Ecosyste.ms: Awesome

An open API service indexing awesome lists of open source software.
Awesome Lists | Featured Topics | Projects
https://github.com/cgaebel/newlang

New language, based largely on C, D, and Python.
https://github.com/cgaebel/newlang
Last synced: about 1 month ago
JSON representation
New language, based largely on C, D, and Python.
Host: GitHub
URL: https://github.com/cgaebel/newlang
Owner: cgaebel
Created: 2011-06-14T16:23:04.000Z (over 13 years ago)
Default Branch: master
Last Pushed: 2011-08-07T20:21:43.000Z (over 13 years ago)
Last Synced: 2024-05-01T19:35:17.285Z (7 months ago)
Language: C
Homepage:
Size: 141 KB
Stars: 1
Watchers: 2
Forks: 0
Open Issues: 0
Metadata Files:
- Readme: README.markdown
Awesome Lists containing this project

README

        # Meta

* Wrap 80 characters/line.

* Have code samples for every language feature.

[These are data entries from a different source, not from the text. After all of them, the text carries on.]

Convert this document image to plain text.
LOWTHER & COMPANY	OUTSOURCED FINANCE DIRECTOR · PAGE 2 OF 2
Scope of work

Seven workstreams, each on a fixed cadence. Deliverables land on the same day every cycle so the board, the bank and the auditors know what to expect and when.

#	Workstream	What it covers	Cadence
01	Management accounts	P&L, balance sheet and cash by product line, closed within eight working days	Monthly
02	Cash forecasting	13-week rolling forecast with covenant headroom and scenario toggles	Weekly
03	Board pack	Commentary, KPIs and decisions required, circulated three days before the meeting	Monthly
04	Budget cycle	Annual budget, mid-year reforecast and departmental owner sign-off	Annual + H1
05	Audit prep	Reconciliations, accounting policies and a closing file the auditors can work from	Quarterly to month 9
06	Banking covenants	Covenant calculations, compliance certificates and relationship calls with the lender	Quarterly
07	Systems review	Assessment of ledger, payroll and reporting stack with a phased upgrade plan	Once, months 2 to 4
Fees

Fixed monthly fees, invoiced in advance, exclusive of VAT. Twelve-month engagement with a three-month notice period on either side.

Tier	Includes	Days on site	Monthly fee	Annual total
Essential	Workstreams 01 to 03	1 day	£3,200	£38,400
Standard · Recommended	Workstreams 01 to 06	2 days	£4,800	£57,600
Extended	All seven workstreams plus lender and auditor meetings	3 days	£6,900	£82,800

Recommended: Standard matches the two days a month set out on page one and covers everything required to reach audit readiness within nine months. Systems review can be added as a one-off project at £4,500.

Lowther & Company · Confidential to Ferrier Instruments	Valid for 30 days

* Indentation with spaces - not tabs.

* Every member of the language spec has four parts:

    * Brief description

    * Code sample (as short as possible, illustrating the feature in isolation)

    * Rationale

    * Limitations (optional)

 * No point of contention can become part of the language unless both parties

 have commented on it.

# Viability

In order for this language to be worth its salt, the following libraries and

programs _must_ have an elegant, idiomatic implementation. If it is impossible

to write any of these cleanly, the language is sorely lacking.

* GUI Toolkit

    * Tests the languge's ability to handle common OOP patterns.

* Arbitrary-sized arithmetic

    * Performance

    * Operator overloading

    * Inline assembly?

* Security Library

    * Performance

    * Correctness testing

    * Numerical processing

    * Repetitive code

* Asynchronous HTTP Server

    * Concurrency

    * Performance

    * Memory management

# Language Specification

## Points of Contention

### Anonymous function syntax.

### How should function generics be implemented?

_ben: I would propose allowing them only as functions of class generics, like:_

    void genericFunc(myClass(T1, T2) myObj)

### Operator overloading should be a language feature.

* Pros

    * A bignum library (or any numerical processing, really) would be elegant.

* Cons

    * Extremely hard to get right.

    * Breaks uniform function syntax, adding yet another exception to the rule.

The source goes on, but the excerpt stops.